Jogo aberto com o professor e jornalista Guilherme Jorge de Rezende

“Quanto mais determinado veículo explicite sua linha editorial, sua visão de mundo, maior é a contribuição que presta para a constituição de uma imprensa efetivamente plural” (Guilherme Jorge de Rezende)


Entrevistas

Por André Eustáquio e José Venâncio de Resende0

fotoProfessor e jornalista Guilherme Jorge de Rezende. Foto arquivo pessoal.

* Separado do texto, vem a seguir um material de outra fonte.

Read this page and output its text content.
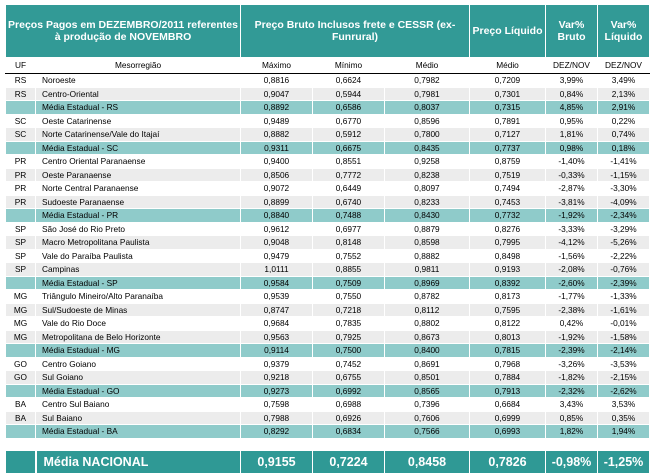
Preços Pagos em DEZEMBRO/2011 referentes à produção de NOVEMBRO		Preço Bruto Inclusos frete e CESSR (ex-Funrural)			Preço Líquido	Var% Bruto	Var% Líquido
UF	Mesorregião	Máximo	Mínimo	Médio	Médio	DEZ/NOV	DEZ/NOV
RS	Noroeste	0,8816	0,6624	0,7982	0,7209	3,99%	3,49%
RS	Centro-Oriental	0,9047	0,5944	0,7981	0,7301	0,84%	2,13%
	Média Estadual - RS	0,8892	0,6586	0,8037	0,7315	4,85%	2,91%
SC	Oeste Catarinense	0,9489	0,6770	0,8596	0,7891	0,95%	0,22%
SC	Norte Catarinense/Vale do Itajaí	0,8882	0,5912	0,7800	0,7127	1,81%	0,74%
	Média Estadual - SC	0,9311	0,6675	0,8435	0,7737	0,98%	0,18%
PR	Centro Oriental Paranaense	0,9400	0,8551	0,9258	0,8759	-1,40%	-1,41%
PR	Oeste Paranaense	0,8506	0,7772	0,8238	0,7519	-0,33%	-1,15%
PR	Norte Central Paranaense	0,9072	0,6449	0,8097	0,7494	-2,87%	-3,30%
PR	Sudoeste Paranaense	0,8899	0,6740	0,8233	0,7453	-3,81%	-4,09%
	Média Estadual - PR	0,8840	0,7488	0,8430	0,7732	-1,92%	-2,34%
SP	São José do Rio Preto	0,9612	0,6977	0,8879	0,8276	-3,33%	-3,29%
SP	Macro Metropolitana Paulista	0,9048	0,8148	0,8598	0,7995	-4,12%	-5,26%
SP	Vale do Paraíba Paulista	0,9479	0,7552	0,8882	0,8498	-1,56%	-2,22%
SP	Campinas	1,0111	0,8855	0,9811	0,9193	-2,08%	-0,76%
	Média Estadual - SP	0,9584	0,7509	0,8969	0,8392	-2,60%	-2,39%
MG	Triângulo Mineiro/Alto Paranaíba	0,9539	0,7550	0,8782	0,8173	-1,77%	-1,33%
MG	Sul/Sudoeste de Minas	0,8747	0,7218	0,8112	0,7595	-2,38%	-1,61%
MG	Vale do Rio Doce	0,9684	0,7835	0,8802	0,8122	0,42%	-0,01%
MG	Metropolitana de Belo Horizonte	0,9563	0,7925	0,8673	0,8013	-1,92%	-1,58%
	Média Estadual - MG	0,9114	0,7500	0,8400	0,7815	-2,39%	-2,14%
GO	Centro Goiano	0,9379	0,7452	0,8691	0,7968	-3,26%	-3,53%
GO	Sul Goiano	0,9218	0,6755	0,8501	0,7884	-1,82%	-2,15%
	Média Estadual - GO	0,9273	0,6992	0,8565	0,7913	-2,32%	-2,62%
BA	Centro Sul Baiano	0,7598	0,6988	0,7396	0,6684	3,43%	3,53%
BA	Sul Baiano	0,7988	0,6926	0,7606	0,6999	0,85%	0,35%
	Média Estadual - BA	0,8292	0,6834	0,7566	0,6993	1,82%	1,94%

	Média NACIONAL	0,9155	0,7224	0,8458	0,7826	-0,98%	-1,25%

O que está acontecendo no país? Esta é a pergunta que a maioria das pessoas está fazendo, diante da interminável (e grave) crise política que se estabeleceu no Brasil. A Operação Lava-Jato, coordenada pela Justiça Federal do Paraná, está expondo as vísceras de um sofisticado sistema de corrupção instalado na maior empresa estatal do Brasil, a Petrobrás. A cada dia surgem novas revelações que apontam envolvimento de eminentes políticos e empresários em esquemas de corrupção. As ruas se tornaram palco de grandes manifestações pró e anti-governo Dilma. Nesse contexto, qual o papel das instituições? Nesta entrevista, o professor aposentado da Universidade Federal de São João del-Rei (UFSJ), Guilherme Jorge de Rezende, 65, fala sobre o papel e o comportamento da imprensa diante da crise política. Guilherme é natural de São Vicente de Minas (MG), casado e pai de três filhos. Graduado em Comunicação Social pela UFMG, com mestrado em Ciências da Comunicação na ECA/USP e doutorado em Telejornalismo na UMESP, Guilherme iniciou sua carreira profissional em 1974 como repórter do jornal Estado de Minas. Foi professor de jornalismo e diretor de programação da Rádio Universitária, na Universidade Federal do Maranhão. Em São João del-Rei, onde mora, foi professor da graduação e do mestrado em Letras, Pró-reitor de Extensão na FUNREI, Pró-reitor de Pesquisa e Pós-graduação na FUNREI/UFSJ. Coordenou a elaboração de projeto e implantação do curso de Jornalismo na UFSJ. Entre 2014 e 2015 foi editor do jornal virtual Monitor das Gerais.

Diante da crise política e econômica que assola o Brasil, a imprensa está cumprindo o seu papel? Eu considero que sim, à medida que ela cumpre sua função de caixa de ressonância de fatos e opiniões. Obviamente, há manifestações de parcialidade na cobertura em defesa de interesses de agentes envolvidos nos embates ideológico-partidários. Mas isso é uma característica da imprensa em todos os países democráticos. Espera-se do jornalismo o relato e análise de acontecimentos cotidianos, com o máximo de isenção e compromisso com a verdade e o interesse público. Alguns órgãos da imprensa se aproximam mais desse ideal, apesar da impossibilidade de uma neutralidade absoluta. E quanto mais determinado veículo explicite sua linha editorial, sua visão de mundo, maior é a contribuição que presta para a constituição de uma imprensa efetivamente plural.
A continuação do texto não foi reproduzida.